The priests kept their distance from the hostel door, staying actually outside the compound, as the crowd had done. Parl Dro had paused in the compound of necessity, since the brotherhood had nervously barricaded the hostel door with logs, posts and baskets—as if a ghost would normally fear to pass straight through such domestic trivia. Dro tossed and thrust these items aside, then crashed open the door, crashing it shut again as soon as he was inside.
The hostel was black now, with black starless cavities of windows. Picking up the priest’s toppled chair, Dro slung it against the door timbers, a barricade with a new purpose—to keep any other live thing out.
The room was cold and dripping—dank as someone’s dungeon.
At first, there was nothing else, except that the racket of the swelling crowd in the street seemed unduly muffled and far away.
Dro’s eyes dilated to pierce the gloom. Soon, he was seeing well, via the cat-sight of the extra seventh sense. He did not touch the candles or the tinder box. Now and then a dart of light from the host of tinders outside would streak over the wall. But slowly, the brightness of these darts grew dull. Then he began to hear the melodious winnowing of sound, the sound of the stream below the mountain. Cilny’s stream. And Ciddey’s.

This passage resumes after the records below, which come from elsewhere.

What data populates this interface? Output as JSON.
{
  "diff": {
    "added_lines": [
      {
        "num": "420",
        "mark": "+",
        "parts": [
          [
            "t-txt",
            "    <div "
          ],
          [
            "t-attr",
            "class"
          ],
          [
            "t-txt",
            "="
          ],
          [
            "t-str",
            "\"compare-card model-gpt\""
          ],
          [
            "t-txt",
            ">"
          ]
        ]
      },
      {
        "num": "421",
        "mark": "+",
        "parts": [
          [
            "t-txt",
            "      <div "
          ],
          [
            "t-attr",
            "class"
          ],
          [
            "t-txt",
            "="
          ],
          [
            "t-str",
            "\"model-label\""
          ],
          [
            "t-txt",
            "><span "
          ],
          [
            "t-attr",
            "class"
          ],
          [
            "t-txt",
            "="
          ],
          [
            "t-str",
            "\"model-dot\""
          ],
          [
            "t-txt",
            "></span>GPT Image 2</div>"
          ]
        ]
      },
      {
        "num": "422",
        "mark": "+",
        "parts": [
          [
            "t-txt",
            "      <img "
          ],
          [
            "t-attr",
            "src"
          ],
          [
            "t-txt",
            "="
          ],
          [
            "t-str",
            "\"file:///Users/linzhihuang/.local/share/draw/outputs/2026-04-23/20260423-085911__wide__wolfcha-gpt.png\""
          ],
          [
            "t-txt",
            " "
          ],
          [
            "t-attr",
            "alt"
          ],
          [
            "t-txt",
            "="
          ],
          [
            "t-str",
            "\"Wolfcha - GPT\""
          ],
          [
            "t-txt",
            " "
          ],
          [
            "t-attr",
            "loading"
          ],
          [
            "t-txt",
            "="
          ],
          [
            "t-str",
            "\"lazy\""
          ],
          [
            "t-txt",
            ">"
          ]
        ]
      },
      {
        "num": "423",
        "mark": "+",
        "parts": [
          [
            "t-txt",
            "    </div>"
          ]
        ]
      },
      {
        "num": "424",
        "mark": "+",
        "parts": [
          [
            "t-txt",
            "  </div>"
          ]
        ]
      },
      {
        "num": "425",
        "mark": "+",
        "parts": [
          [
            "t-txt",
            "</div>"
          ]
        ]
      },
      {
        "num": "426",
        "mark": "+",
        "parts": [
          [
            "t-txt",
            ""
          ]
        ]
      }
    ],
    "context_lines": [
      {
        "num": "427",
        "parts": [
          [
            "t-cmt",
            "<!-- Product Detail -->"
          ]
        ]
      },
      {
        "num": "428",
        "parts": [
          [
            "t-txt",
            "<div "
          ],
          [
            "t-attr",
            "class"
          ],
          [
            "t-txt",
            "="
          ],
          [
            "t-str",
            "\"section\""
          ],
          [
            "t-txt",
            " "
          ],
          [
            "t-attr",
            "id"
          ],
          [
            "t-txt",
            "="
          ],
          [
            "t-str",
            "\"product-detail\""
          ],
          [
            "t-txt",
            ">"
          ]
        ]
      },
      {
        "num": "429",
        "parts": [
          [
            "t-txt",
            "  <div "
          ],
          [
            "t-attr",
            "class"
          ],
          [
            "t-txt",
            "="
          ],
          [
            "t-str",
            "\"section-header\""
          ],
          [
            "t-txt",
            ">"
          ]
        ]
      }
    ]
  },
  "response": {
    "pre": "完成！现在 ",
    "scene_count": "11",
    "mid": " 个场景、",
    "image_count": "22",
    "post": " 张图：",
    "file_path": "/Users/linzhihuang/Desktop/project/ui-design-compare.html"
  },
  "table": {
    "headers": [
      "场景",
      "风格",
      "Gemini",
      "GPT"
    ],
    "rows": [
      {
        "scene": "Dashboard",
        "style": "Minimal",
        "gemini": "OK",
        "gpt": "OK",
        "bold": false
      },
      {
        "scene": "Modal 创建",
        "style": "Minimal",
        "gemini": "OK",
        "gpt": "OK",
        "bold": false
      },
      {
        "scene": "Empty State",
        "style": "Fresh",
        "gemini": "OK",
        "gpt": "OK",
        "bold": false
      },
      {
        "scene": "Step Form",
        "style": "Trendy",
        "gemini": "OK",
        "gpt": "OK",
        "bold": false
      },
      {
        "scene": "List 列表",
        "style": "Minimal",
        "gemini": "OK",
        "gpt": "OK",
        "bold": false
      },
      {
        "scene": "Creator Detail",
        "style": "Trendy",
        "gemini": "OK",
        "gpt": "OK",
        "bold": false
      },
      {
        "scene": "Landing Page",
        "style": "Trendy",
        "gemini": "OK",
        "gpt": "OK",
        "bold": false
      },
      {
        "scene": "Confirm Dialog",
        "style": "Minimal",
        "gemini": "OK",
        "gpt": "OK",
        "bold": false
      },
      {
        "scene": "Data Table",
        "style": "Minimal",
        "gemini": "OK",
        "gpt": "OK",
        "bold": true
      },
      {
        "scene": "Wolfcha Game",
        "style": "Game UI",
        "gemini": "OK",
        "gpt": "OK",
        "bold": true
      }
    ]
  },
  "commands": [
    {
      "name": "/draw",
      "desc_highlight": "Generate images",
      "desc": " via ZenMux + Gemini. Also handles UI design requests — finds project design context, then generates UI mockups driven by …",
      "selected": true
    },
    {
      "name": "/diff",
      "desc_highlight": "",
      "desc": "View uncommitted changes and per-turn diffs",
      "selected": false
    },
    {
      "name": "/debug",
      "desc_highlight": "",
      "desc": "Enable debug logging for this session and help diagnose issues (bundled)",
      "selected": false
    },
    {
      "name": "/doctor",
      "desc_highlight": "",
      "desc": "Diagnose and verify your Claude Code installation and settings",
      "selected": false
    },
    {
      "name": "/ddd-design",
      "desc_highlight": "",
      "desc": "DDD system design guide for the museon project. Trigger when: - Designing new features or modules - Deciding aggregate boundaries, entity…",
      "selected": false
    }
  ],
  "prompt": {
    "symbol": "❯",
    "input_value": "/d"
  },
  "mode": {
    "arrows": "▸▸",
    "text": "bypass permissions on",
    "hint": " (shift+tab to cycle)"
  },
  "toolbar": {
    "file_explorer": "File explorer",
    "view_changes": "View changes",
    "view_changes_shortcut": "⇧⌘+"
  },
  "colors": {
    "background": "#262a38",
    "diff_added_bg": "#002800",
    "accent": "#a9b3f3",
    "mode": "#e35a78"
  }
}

Myal, whom the priests had courageously abandoned–more, trapped inside with the unknown terror–had remained oblivious. He lay on the bed, peacefully slumbering. It was a peace that filled Parl Dro with iron rage.
Dro took one stride forward, but in that second, the manifestation began to return.
She formed, little by little, in the shade just over the far edge of Myal’s bed. She was visible from the knees upward, and below her knees, across the mattress and Myal’s body, flowed the smoky convolutions of the water. She was mainly transparent. Even so, Dro could see she showed none of the rigours of drowning, though plainly, if unconsciously, she recollected exactly how she had died. Her face was calm and empty at first, but as she looked at him, focused on him, her face altered. Her eyes seemed to sink and to enlarge into mere sockets. She grinned, and her grin was terrible, unspeakable, showing only her lower teeth. She raised her hands, and she held a freshwater fish in them. She bore it to her mouth as if to kiss it, then sank her teeth into its squirming living back. A trickle of pallidly gleaming blood ran down her chin.
It was an illusion, the fish. She was even more a witch, dead, than she had been alive. She fashioned such forms to intimidate him. When she perceived he was not intimidated, the fish, the trickle of blood, even the swirl of the ghostly stream evaporated.
She hung there, still smiling vilely at him. Then her smile went away, and she too slid away, back and back and back, as the inescapable force of Dro’s will pushed her.
She opened her mouth in a soundless cry, and lifted her hands again. Her nails were already very long. She fought him, but he was used to such fighting, and she was not. He thrust her all the way to the wall, seeming to press her, like a phosphorescent imprint, into the whitewash. Her hair blew or fanned out like a misty colourless sunburst–moonburst–on the bricks. He held her pinned like that, and then, never taking his eyes from her, he fastened one pitiless hand over Myal’s throat, squeezing the windpipe until, gagging and choking, the musician flailed into consciousness.
Dro unfastened the stranglehold. Myal croaked a number of expletives and accusations. Dro cut him short, dragging Myal’s head around by the hair toward the wall.
“Look.”
Myal froze, petrified, rigid as a stone in Dro’s grip.
“What–what is it?”
“Don’t you know?”
“Ciddey—it’s Cidd—”
“Don’t keep naming her. She has enough of a hold on you as it is. How do you feel?”
“I feel sick.” A ludicrous note of reproach crept into Myal’s voice. “I haven’t been well.”
“You’ll be less well if she goes on feeding off you.”
“Feeding–”
“She’s using your life energy to supplement her own. Can’t you feel it?”